Divide in Moderation.

we know that if the last two digit of a number is divided by 4, then that number is divided by 4... $\\$ so the numbers should have last two digits which are odd multiple of 4(because it shouldn't be divisible by 8) $\\$ those two digit numbers are 04, 12, 20, 28, 36, 44, 52, 60, 68, 76, 84, 92.. take the non-zero numbers [12, 28, 36, 44, 52, 68, 76, 84, 92] (9 numbers possible) $\\$ now the number of possible first two digits are $9^{2}$ ... $\\$ $\\$ so the total numbers $9^{3}$ $\\$ = $\boxed{729}$

I have posted here two possible solutions ; and the second one is shorter , so you may directly view that if you find the first one too lengthy:

We divide the even 4-digit numbers having non-zero digits into 4 classes: those ending in 2,4,6,8.

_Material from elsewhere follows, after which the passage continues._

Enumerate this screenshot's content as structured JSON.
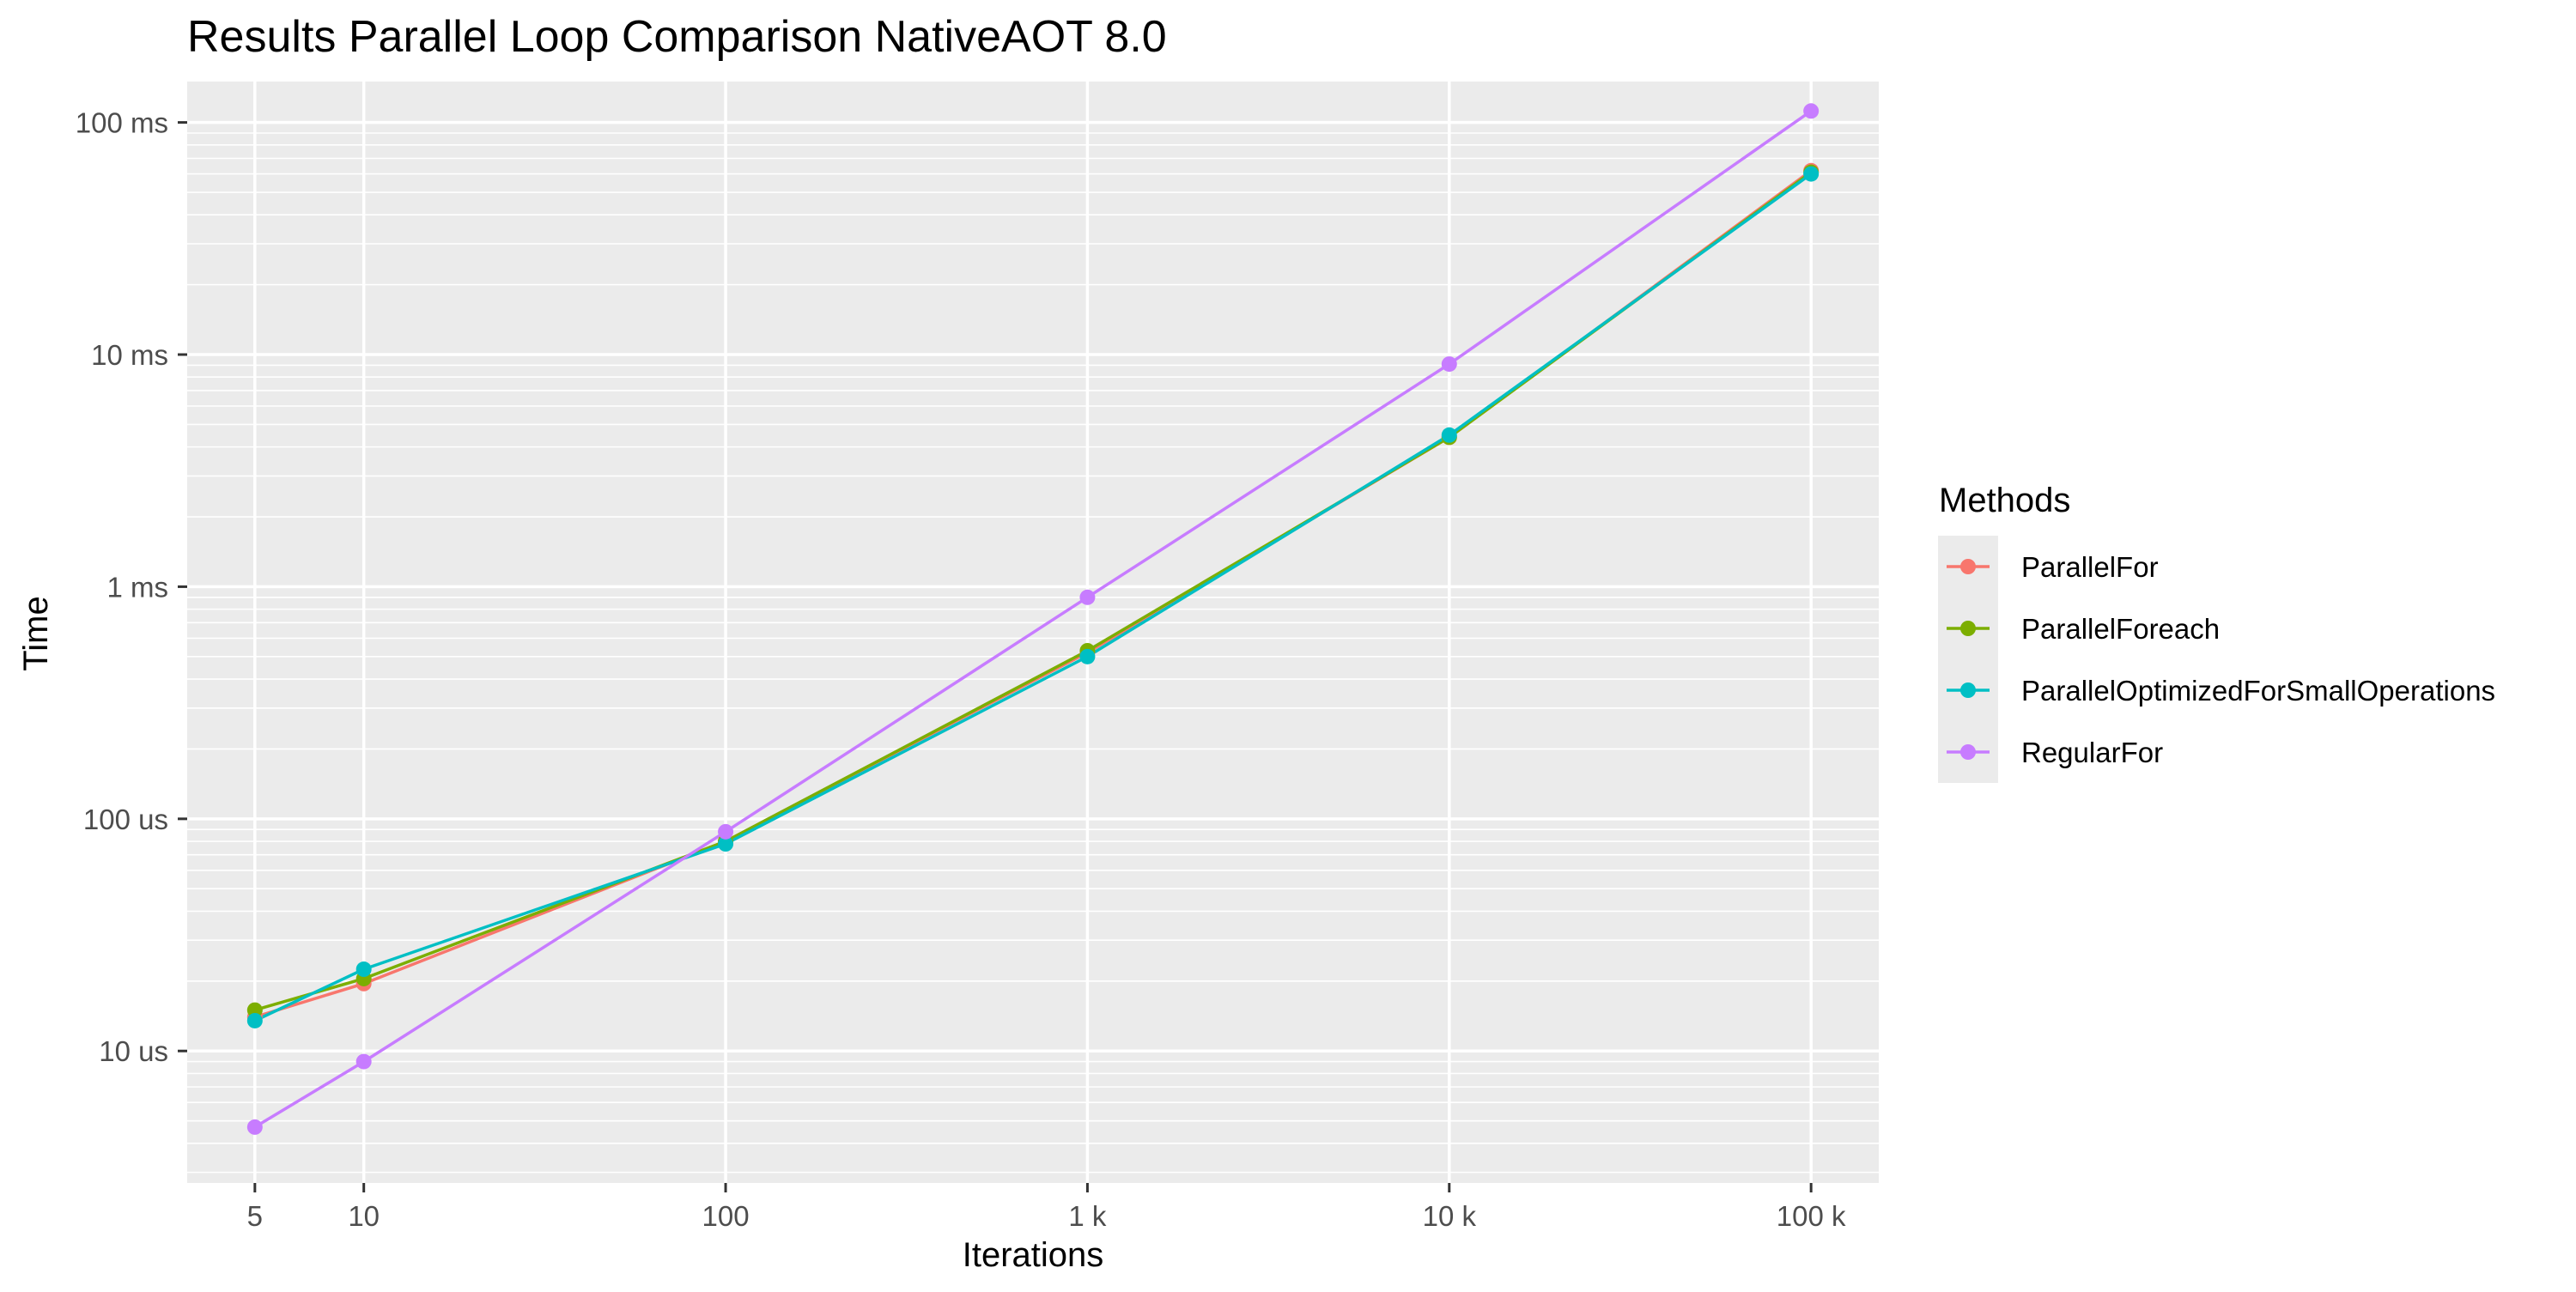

(A) Suppose a 4-digit number ends in 2. Then the second right digit must be odd in order to be divisible by 4. Thus the last 2 digits must be of the form 12, 32,52,72 or 92. If a number ends in 12, 52 or 92, then the previous digit must be even in order not to be divisible by 8 and we have 4 admissible even digits. Now the left most digit of such a 4-digit number can be any non-zero digit and there are 9 such ways, and we get 9 × 4 × 3 = 108 such numbers. If a number ends in 32 or 72, then the previous digit must be odd in order not to be divisible by 8 and we have 5 admissible odd digits. Here again the left most digit of such a 4-digit number can be any non-zero digit and there are 9 such ways, and we get 9 × 5 × 2 = 90 such numbers. Thus the number of 4-digit numbers having non-zero digits, ending in 2, divisible by 4 but not by 8 is 108 + 90 = 198.

(B) If the number ends in 4, then the previous digit must be even for divisibility by 4. Thus the last two digits must be of the form 24, 44, 54, 84. If we take numbers ending with 24 and 64, then the previous digit must be odd for non-divisibility by 8 and the left most digit can be any non-zero digit. Here we get 9× 5× 2 = 90 such numbers. If the last two digits are of the form 44 and 84, then previous digit must be even for non-divisibility by 8. And the left most digit can take 9 possible values. We thus get 9 × 4 × 2 = 72 numbers. Thus the admissible numbers ending in 4 is 90 + 72 = 162.

(C) If a number ends with 6, then the last two digits must be of the form 16,36,56,76,96. For numbers ending with 16, 56,76, the previous digit must be odd. For numbers ending with 36, 76, the previous digit must be even. Thus we get here (9 × 5 × 3) + (9 × 4 × 2) = 135 + 72 = 207 numbers.

(D) If a number ends with 8, then the last two digits must be of the form 28,48,68,88. For numbers ending with 28, 68, the previous digit must be even. For numbers ending with 48, 88, the previous digit must be odd. Thus we get (9 × 4 × 2) + (9 × 5 × 2) =72 + 90 = 162 numbers.

Thus the number of 4-digit numbers, having non-zero digits, and divisible by 4 but not by 8 is 198 + 162 + 207 + 162 = * 729 *.

Alternative and Shorter Solution :. If we take any four consecutive even numbers and divide them by 8, we get remainders 0,2,4,6 in some order. Thus there is only one number of the form 8k + 4 among them which is divisible by 4 but not by 8. Hence if we take four even consecutive numbers

1000a + 100b + 10c + 2,

1000a + 100b + 10c + 4,

1000a + 100b + 10c + 6,

1000a + 100b + 10c + 8,

there is exactly one among these four which is divisible by 4 but not by 8. Now we can divide the set of all 4-digit even numbers with non-zero digits into groups of 4 such two consecutive even numbers with a, b, c nonzero. And in each group, there is exactly one number which is divisible by 4 but not by 8. The number of such groups is precisely equal to 9 × 9 × 9 = 729 , since we can vary a, b.c in the set {1, 2, 3, 4, 5, 6, 7, 8, 9}.